A costituirne un pendant è l’installazione It is possible to have a space with tables for 88 people as it is possible to have a space with tables for no one (1973), composta da tavoli di grandezze differenti, anch’esse stabilite in base alla sequenza di Fibonacci che, indicata dai numeri al neon associati ai tavoli, sottende una concezione di spazio quale luogo da esperire sempre più collettivamente.
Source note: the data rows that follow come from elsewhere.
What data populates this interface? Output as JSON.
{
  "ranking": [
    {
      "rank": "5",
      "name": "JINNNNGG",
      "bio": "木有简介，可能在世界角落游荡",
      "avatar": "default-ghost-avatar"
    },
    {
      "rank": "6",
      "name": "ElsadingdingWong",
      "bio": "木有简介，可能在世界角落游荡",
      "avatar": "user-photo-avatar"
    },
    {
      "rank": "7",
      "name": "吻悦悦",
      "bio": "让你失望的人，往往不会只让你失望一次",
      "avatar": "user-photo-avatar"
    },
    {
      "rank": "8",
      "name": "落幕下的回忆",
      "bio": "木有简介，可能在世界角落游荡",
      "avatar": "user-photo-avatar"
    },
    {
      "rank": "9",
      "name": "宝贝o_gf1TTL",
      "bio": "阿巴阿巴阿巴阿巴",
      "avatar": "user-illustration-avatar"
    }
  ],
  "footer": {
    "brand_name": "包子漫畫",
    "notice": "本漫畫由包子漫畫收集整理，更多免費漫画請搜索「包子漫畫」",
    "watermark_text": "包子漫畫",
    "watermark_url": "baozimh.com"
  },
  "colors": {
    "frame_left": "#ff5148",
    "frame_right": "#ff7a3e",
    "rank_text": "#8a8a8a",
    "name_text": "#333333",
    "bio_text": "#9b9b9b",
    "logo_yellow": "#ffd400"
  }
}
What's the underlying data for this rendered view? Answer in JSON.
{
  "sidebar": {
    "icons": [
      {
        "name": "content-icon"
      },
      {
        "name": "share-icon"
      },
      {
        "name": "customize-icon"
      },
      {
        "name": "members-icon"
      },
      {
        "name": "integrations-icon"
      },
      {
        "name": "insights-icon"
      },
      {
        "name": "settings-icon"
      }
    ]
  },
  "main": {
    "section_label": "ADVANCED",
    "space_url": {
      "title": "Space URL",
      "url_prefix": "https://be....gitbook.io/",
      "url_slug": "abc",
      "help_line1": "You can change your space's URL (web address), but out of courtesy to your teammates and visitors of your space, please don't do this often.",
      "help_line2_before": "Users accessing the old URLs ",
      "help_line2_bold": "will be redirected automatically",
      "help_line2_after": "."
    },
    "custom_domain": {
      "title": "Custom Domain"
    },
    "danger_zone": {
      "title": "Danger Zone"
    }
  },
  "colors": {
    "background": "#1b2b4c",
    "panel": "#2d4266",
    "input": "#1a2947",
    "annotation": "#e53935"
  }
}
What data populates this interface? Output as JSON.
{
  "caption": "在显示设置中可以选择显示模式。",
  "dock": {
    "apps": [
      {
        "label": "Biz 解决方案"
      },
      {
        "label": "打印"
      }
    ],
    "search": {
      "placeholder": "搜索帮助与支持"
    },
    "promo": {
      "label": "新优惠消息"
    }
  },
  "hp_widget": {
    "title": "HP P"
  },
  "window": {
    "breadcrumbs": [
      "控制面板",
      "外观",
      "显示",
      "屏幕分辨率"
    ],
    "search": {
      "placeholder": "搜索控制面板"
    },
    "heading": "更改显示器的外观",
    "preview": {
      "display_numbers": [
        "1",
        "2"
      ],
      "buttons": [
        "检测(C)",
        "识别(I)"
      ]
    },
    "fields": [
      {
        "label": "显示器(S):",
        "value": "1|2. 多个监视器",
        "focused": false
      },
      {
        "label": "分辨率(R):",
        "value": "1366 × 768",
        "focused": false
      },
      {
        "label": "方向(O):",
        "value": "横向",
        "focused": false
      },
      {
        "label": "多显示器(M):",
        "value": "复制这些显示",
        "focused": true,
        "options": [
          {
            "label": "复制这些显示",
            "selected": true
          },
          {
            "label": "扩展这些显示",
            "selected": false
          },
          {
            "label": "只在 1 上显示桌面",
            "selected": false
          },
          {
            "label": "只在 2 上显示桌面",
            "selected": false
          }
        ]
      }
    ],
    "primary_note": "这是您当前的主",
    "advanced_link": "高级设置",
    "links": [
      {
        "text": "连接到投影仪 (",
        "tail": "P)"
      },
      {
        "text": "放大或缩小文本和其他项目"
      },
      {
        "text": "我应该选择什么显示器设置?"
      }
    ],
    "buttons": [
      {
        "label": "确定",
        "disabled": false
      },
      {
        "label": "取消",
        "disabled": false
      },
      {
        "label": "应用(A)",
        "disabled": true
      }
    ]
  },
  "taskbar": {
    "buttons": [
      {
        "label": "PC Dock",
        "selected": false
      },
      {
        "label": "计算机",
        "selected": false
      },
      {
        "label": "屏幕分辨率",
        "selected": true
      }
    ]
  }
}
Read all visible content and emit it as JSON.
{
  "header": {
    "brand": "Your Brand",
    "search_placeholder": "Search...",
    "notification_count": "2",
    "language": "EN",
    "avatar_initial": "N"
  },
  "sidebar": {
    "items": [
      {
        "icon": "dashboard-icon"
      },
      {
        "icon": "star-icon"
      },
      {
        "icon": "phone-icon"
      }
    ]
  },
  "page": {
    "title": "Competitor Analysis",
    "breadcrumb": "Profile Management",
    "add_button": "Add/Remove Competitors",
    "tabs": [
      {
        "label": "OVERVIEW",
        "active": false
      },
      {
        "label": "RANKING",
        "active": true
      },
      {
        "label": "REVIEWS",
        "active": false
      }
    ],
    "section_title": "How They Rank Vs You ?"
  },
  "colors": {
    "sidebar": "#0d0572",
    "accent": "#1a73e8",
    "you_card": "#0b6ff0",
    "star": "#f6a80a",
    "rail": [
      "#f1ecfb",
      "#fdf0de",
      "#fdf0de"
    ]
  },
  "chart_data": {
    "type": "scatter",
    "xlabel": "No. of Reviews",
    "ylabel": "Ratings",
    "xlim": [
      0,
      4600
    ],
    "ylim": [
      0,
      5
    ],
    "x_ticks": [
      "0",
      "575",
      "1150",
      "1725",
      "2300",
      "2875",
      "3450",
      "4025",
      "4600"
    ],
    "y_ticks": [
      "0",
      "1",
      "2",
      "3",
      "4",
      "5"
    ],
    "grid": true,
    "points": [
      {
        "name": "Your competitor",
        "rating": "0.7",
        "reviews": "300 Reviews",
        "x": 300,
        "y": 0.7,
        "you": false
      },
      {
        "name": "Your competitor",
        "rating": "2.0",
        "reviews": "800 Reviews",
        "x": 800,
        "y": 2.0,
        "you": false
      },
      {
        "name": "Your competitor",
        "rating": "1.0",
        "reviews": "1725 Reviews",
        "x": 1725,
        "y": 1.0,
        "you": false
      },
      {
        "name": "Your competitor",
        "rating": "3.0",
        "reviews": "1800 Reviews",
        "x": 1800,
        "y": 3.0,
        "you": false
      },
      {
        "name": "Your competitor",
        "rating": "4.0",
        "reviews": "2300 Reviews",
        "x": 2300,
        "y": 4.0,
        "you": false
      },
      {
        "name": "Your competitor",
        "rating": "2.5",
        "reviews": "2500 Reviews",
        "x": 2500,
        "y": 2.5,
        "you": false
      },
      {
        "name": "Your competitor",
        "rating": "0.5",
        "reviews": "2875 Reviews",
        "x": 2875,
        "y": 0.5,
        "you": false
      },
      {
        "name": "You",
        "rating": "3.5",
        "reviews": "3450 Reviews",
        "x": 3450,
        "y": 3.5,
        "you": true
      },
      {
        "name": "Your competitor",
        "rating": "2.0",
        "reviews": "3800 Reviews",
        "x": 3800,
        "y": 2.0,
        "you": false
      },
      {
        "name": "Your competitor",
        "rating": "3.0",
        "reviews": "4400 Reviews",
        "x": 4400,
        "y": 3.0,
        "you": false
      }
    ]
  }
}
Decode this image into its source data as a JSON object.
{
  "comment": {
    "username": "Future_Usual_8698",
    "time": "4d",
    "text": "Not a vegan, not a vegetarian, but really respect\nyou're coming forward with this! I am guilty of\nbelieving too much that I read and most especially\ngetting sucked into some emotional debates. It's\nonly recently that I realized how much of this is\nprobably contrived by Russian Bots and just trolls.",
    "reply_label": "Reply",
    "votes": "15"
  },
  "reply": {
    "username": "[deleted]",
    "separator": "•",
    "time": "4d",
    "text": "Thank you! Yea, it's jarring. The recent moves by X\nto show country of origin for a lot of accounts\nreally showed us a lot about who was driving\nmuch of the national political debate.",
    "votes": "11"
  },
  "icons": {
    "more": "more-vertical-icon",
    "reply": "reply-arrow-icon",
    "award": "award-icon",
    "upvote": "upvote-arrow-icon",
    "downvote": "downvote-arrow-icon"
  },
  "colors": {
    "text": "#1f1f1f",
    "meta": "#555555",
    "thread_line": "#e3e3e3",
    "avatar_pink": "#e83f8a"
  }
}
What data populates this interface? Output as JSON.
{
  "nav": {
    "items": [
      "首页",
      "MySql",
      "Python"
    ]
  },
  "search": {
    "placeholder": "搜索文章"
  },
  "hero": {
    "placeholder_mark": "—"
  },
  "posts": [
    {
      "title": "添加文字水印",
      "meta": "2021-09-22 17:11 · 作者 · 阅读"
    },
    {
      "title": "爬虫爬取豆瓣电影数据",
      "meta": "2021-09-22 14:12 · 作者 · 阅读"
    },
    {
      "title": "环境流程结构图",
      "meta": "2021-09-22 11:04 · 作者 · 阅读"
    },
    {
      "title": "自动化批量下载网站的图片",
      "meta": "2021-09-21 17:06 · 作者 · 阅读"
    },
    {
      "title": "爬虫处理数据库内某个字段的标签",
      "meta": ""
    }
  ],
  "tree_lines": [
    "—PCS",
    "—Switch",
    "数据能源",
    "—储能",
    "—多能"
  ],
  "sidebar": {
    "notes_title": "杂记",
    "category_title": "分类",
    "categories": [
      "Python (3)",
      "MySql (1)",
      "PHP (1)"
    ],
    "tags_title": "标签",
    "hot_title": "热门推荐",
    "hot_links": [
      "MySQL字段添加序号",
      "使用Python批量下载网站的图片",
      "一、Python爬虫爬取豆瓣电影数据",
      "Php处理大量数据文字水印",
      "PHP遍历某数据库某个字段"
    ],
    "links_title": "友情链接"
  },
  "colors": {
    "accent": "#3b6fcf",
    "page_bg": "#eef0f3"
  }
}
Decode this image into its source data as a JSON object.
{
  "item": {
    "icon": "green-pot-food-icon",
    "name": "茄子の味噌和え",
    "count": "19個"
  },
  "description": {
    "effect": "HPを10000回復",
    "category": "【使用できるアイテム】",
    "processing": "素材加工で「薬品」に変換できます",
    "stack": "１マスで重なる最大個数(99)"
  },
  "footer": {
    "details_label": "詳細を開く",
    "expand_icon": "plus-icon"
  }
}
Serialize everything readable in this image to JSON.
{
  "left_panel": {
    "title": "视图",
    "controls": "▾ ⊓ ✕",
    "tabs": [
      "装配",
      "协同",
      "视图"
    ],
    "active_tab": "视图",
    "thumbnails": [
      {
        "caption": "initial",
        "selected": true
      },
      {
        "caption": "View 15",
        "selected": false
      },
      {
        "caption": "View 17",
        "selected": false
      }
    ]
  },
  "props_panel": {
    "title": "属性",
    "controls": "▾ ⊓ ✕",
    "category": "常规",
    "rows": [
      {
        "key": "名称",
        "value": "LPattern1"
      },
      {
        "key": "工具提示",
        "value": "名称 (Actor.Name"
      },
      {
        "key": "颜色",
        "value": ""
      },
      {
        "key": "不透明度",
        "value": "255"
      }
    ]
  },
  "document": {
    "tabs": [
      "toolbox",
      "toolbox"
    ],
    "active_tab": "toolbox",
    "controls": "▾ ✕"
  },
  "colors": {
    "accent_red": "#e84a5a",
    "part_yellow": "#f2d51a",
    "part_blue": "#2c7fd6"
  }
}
Nel 1973 infatti, l’installazione dette luogo a una performance presso l’Akademie der Künste di Berlino, durante la quale il pubblico fu invitato a sedersi intorno ai tavoli per consumare un bicchiere di latte e un uovo sodo.
Terminata la visita alla mostra viene quasi da ipotizzare che in realtà, più che l’opera Sitin, sia la scritta al neon sospesa a una parete dello spazio, Sciopero generale azione politica relativa proclamata relativamente all’arte (1972), a essere la definizione più puntuale dell’esposizione, nonché dell’intera ricerca di Merz che da sempre ha fatto della commistione tra arte, storia e politica uno strumento per attuare il diritto e l’esercizio collettivo dello «sciopero», ossia di una perenne contestazione contro l’atrofizzante Sistema socio-politico e culturale coevo, al fine di ottenere un radicale cambiamento del mondo e della nostra esistenza.